It begins!
I am incredibly excited to announce that the first book of the Starship Nameless Trilogy is now available on Amazon!
This is the first novel written by myself and the incredible Patrice Fitzgerald working together, and the first novel I’ve had published ever. I am barely able to contain myself. It was a heck of a long way to get to this point. For anyone that’s interested I want to share here some of the history that led to this below. But first, Hello! I’m Jack. I’m launching this website mostly as an easy catalogue of my work but also as a place I can blog and keep track of this whole process. I’ll be announcing new stuff here and on my twitter. Shouldn’t be too long before the list of works is more than one book long.

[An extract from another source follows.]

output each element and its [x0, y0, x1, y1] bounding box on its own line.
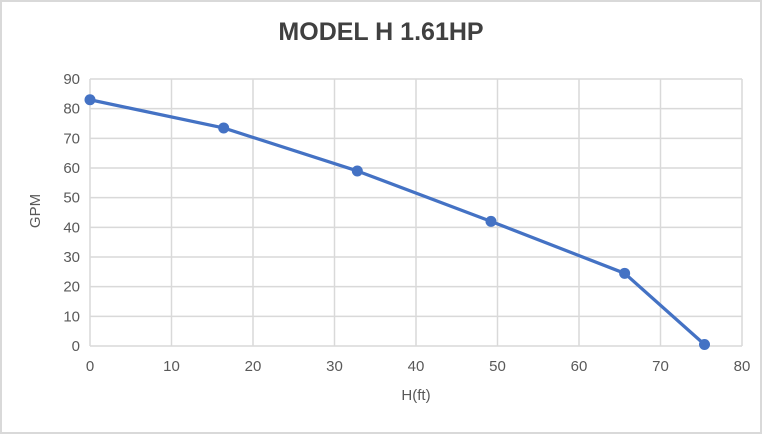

For those that are interested in some history. It was almost three years ago that I first began toying with the idea of the Commonwealth and the worlds that they ruled over. I’ve been going through recently and looking at some of my old notes from that time and so much of them seem almost unrecognisable compared to what this became. There were a few things though that remained from the beginning. The idea that this malevolent empire would pretend to be a force of good. That ordinary people could live and die without ever realising that their lives were being ruled by a far from benevolent force. And the idea that, beneath this seemingly omnipotent institution’s feet, a world of crime and smuggling would secretly flourish.
I spent years playing with the world without ever really knowing what to do with it. I game-mastered a few sessions of a table-top RPG I built set in this world. I penned a couple of first chapters of large, sprawling space opera sci-fi novels, without any of them really finding momentum. I kept trying to write the whole thing, the wide view of the Commonwealth and its citizens, the entire history of it in novel form. At the end of three years all I had to show for my efforts were a couple of disconnected scraps. Characters with no plot, events with no context. I thought for a long time that it would end up as nothing more than a few scattered ideas.
Then Patrice appeared.
I’d had a few friends point out the Beyond the Stars anthology of space opera short stories to me. Not being enormously connected to facebook myself I hadn’t seen it until it was shown to me. I’ve never been much of a short story writer so at first, I ignored it until I realised that at least one of the many first chapters I’d written could work on its own. I sent it in thinking nothing would happen. Patrice’s first emails to me were very patient and very kind. She saw potential in the story even if it wasn’t quite ready to be printed yet. She offered helpful advice and punched up what I had written into something far better and far more interesting than it had been before. I was elated. This first collaboration gave me renewed hope for the world I had created and made me think again about the places I could take it. I went back to those old scraps and started trying to pull something together.
Yet still, I didn’t quite have it. Still, I think, I was thinking too big, too profound. Trying to tell the whole thing at once. I kept trying to write big grand space opera plots, but my mind kept turning to the ordinary people, the little guys of this world. I had no idea how to make the two concepts work together.
After talking it over with Patrice, it was she that suggested us working together on something set in this world. Something new and, more importantly, something smaller than what I had been trying to do. Together we worked out the beats of a plot about someone that was too small for the Com to notice, a criminal and a smuggler. We started working together on the first book and straight away I felt like finally I had found what this world was good for. Adventure! Mystery! Crime! More importantly though it allowed me to have a wide range of characters on a crazy cross-galaxy adventure together while being hunted by an unstoppable enemy backed by the most powerful force imaginable.
This whole process of collaboration has been one incredible rush from start to finish. I can’t possibly thank Patrice enough for everything she’s done. That’s a big part of why I wanted to write this little history here, so that I could make clear just how important the collaborative parts of this process were from the beginning. I don’t know how many more works are going to be listed eventually on this site, or how many more blog posts I will write here, but from the start I wanted to offer this tiny scrap of advice to the world. If you’re an author, or any kind of artist, don’t be afraid of collaboration. Yes, many good works are the result of one person acting alone, but many others are the result of two or more minds working in unison. I’m sure it doesn’t always work out as well as it has done here, but it’s absolutely worth trying.
So thank you, thank you, and thank you again to Patrice for taking the time to work together with a total nobody like me. And thank you to whomever has already read our efforts and to everyone who will in the future. I cannot wait to share even more with you all.